³DNRF Centre for Chromosome Stability, Department of Cellular and Molecular Medicine, Faculty of Health and Medical Sciences, University of Copenhagen, Copenhagen, Denmark

Abstract Text: Fanconi anemia (FA) is a complex autosomal genetic disorder marked by bone marrow failure, birth defects, and an increased risk of cancer, all stemming from the inability to repair DNA interstrand cross-links and heightened genomic instability. Females with FA experience reduced fertility, which typically leads to early menopause, often by their early 30s. Gametogenesis is significantly disrupted in Fancm loss-of-function mice (Fancm-/-), reflecting the reproductive issues seen in humans with biallelic FANCM mutations. Despite these reproductive challenges in Fancm-/- mutants, both male and female mice are still able to produce offspring.
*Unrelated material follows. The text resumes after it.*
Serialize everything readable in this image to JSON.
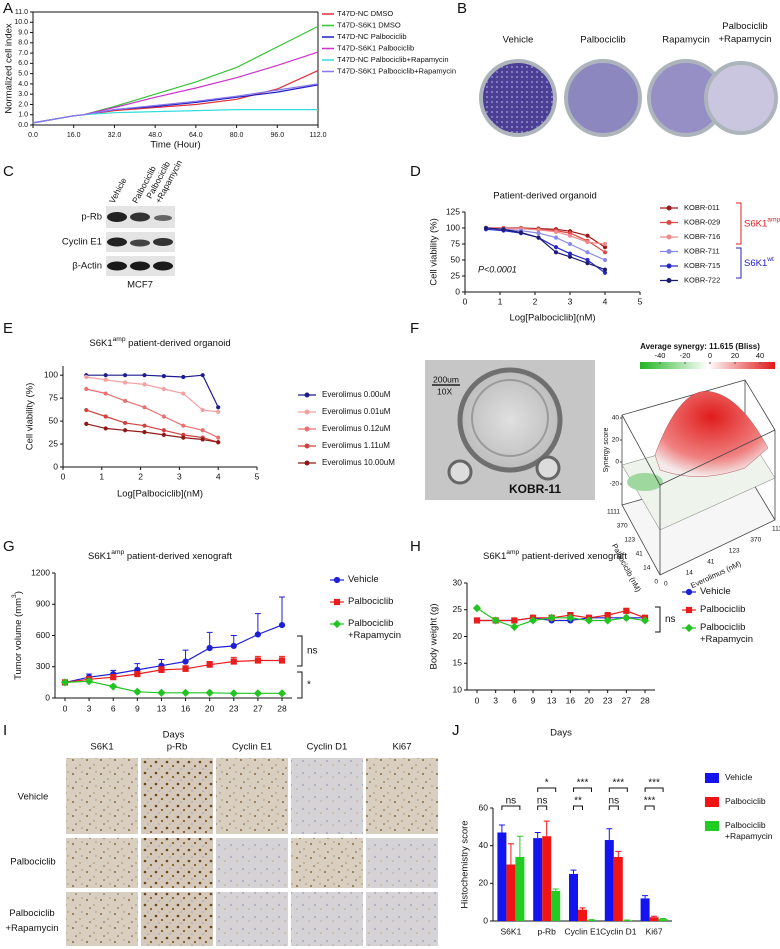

In humans, approximately 15% of female FA patients successfully carry pregnancies to term. Notably, we can replicate this irregular and early menopause-related fertility issue in our mouse models by crossing the same Fancm-/- mutation onto two distinct mouse strains (C57BL/6J and FVB). In the C57BL/6J mouse line Fancm^-/- female mice were almost completely infertile compared to wildtype controls (wildtype 10/10 had between 7-10 litters vs Fancm^-/- 2/5 females had a single litter of < 5pups). However, the FVB Fancm^-/- female mice have fewer litters (wildtype 4.57±1.9 vs Fancm^-/- 2.44±1.0, P< 0.01) and a significant reduction in age (days) at last litter (wildtype 174.7±63.3 vs Fancm^-/- 116.3±25.6, P< 0.02) compared to controls, indicative of premature menopause observed in female FA patients. When we cross the two inbred lines together we recover fertility to wildtype levels in the F1 females. However, females from subsequent generations (F3 and F4) in the Fancm^-/- hybrid line had diminished litter number, size and age at last litter compared to matched wildtype controls. As Fancm^-/- results in a genome-wide increase in meiotic crossover frequency, responsible for shuffling the C57BL/6J and FVB genomes, we will use whole genome sequencing of hybrid F4 parents and F5 offspring to map meiotic crossover sites and identify mutations associated with reduced fertility. This analysis will provide novel biomarkers for infertility and premature menopause relevant for FA patients and women in general.